People are being reminded to remember elderly people in their community this Christmas, with loneliness being linked to major health issues.
The Salvation Army says more can be done to help elderly people suffering from loneliness over the festive season.
Getting together and having Christmas lunch may seem like a regular thing for most but for some elderly people, it can be a challenge.
Lunches held in the lead-up to Christmas are getting more common, as elderly loneliness is increasingly acknowledged.
"They get to have camaraderie over their Christmas lunch, which a few wouldn't do, they usually would be sitting in their flats by themselves on Christmas day," says Denise Eggers from Mt Wellington Charitable Trust.
For some, it's the only Christmas celebration they will have.
"We don't have trouble filling the seats so that's an indication they really do appreciate it," says Ms Eggers.
Lunches see people come from the community, as well as from local rest homes.

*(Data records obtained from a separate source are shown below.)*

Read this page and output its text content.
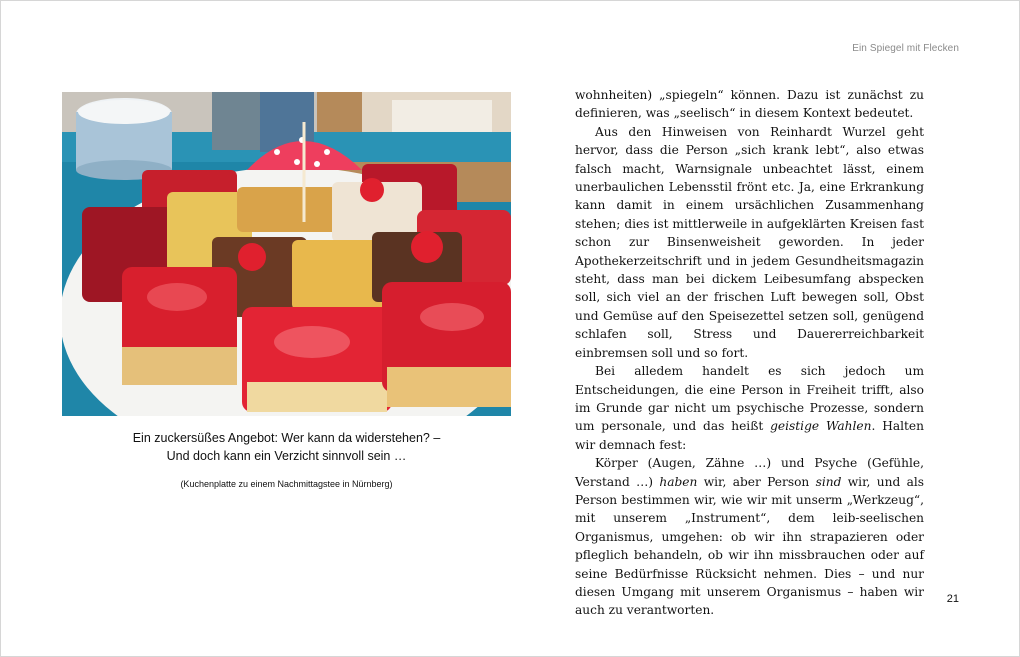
Ein Spiegel mit Flecken
Ein zuckersüßes Angebot: Wer kann da widerstehen? –
Und doch kann ein Verzicht sinnvoll sein …
(Kuchenplatte zu einem Nachmittagstee in Nürnberg)

wohnheiten) „spiegeln“ können. Dazu ist zunächst zu definieren, was „seelisch“ in diesem Kontext bedeutet.

Aus den Hinweisen von Reinhardt Wurzel geht hervor, dass die Person „sich krank lebt“, also etwas falsch macht, Warnsignale unbeachtet lässt, einem unerbaulichen Lebensstil frönt etc. Ja, eine Erkrankung kann damit in einem ursächlichen Zusammenhang stehen; dies ist mittlerweile in aufgeklärten Kreisen fast schon zur Binsenweisheit geworden. In jeder Apothekerzeitschrift und in jedem Gesundheitsmagazin steht, dass man bei dickem Leibesumfang abspecken soll, sich viel an der frischen Luft bewegen soll, Obst und Gemüse auf den Speisezettel setzen soll, genügend schlafen soll, Stress und Dauererreichbarkeit einbremsen soll und so fort.

Bei alledem handelt es sich jedoch um Entscheidungen, die eine Person in Freiheit trifft, also im Grunde gar nicht um psychische Prozesse, sondern um personale, und das heißt geistige Wahlen. Halten wir demnach fest:

Körper (Augen, Zähne …) und Psyche (Gefühle, Verstand …) haben wir, aber Person sind wir, und als Person bestimmen wir, wie wir mit unserm „Werkzeug“, mit unserem „Instrument“, dem leib-seelischen Organismus, umgehen: ob wir ihn strapazieren oder pfleglich behandeln, ob wir ihn missbrauchen oder auf seine Bedürfnisse Rücksicht nehmen. Dies – und nur diesen Umgang mit unserem Organismus – haben wir auch zu verantworten.

21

"The problem with getting old is that you lose friends to make new friends," says Alan Verrall from the Mt Wellington Charitable Trust.

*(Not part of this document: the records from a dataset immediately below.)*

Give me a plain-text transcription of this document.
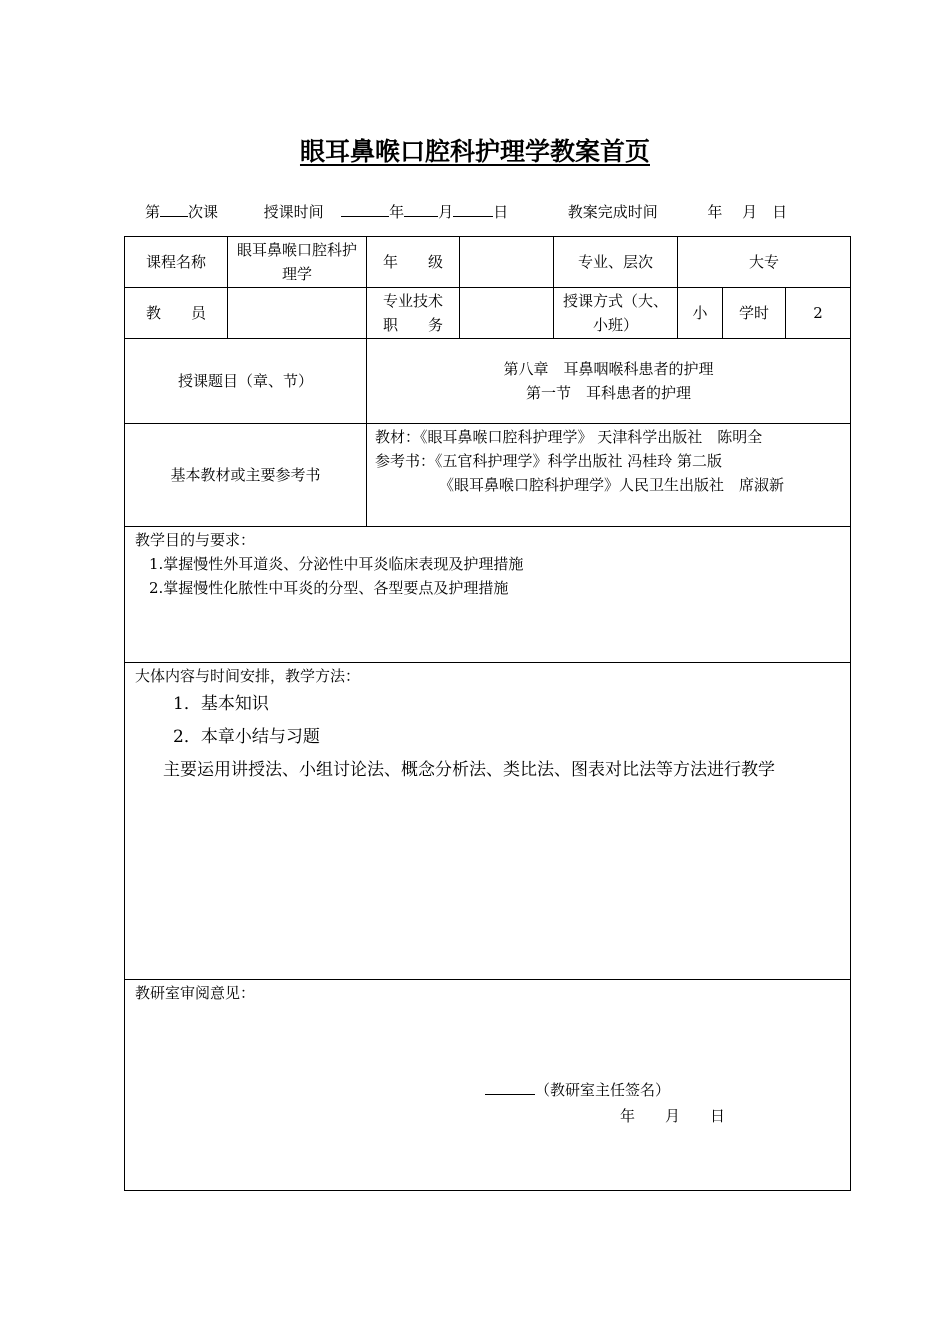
眼耳鼻喉口腔科护理学教案首页
第 次课	授课时间	年 月	日	教案完成时间	年　 月　日
课程名称	眼耳鼻喉口腔科护理学	年　　级		专业、层次	大专		
教　　员		专业技术职　　务		授课方式（大、小班）	小	学时	2
授课题目（章、节）		第八章　耳鼻咽喉科患者的护理
第一节　耳科患者的护理					

基本教材或主要参考书		教材：《眼耳鼻喉口腔科护理学》 天津科学出版社　陈明全
参考书：《五官科护理学》科学出版社 冯桂玲 第二版
《眼耳鼻喉口腔科护理学》人民卫生出版社　席淑新					

教学目的与要求：
1.掌握慢性外耳道炎、分泌性中耳炎临床表现及护理措施
2.掌握慢性化脓性中耳炎的分型、各型要点及护理措施							

大体内容与时间安排，教学方法：
1．基本知识
2．本章小结与习题
主要运用讲授法、小组讨论法、概念分析法、类比法、图表对比法等方法进行教学							

教研室审阅意见：
（教研室主任签名）
年　　月　　日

Research shows that loneliness can increase the risk of death, similar to the health risks posed by obesity.
In the UK they're trying to raise awareness of elderly loneliness around Christmas time.
In New Zealand the Salvation Army is busier than ever – its Senior Services team have been wrapping presents so that elderly living alone in the community at least have a little gift to open.
"There is a very large element that doesn't look forward to Christmas," says Kath Johnston from Senior Services Co-ordination.
Ms Johnson says many elderly simply don't have anyone to share Christmas with.
She says the biggest issue is with elderly men, who if they lose their partners, can easily become reclusive.
Ms Johnson says more should be done in society to help elderly around Christmas but admits it's hard to change the emotional side of things.
She hopes with more awareness, more elderly can have a social and happy Christmas.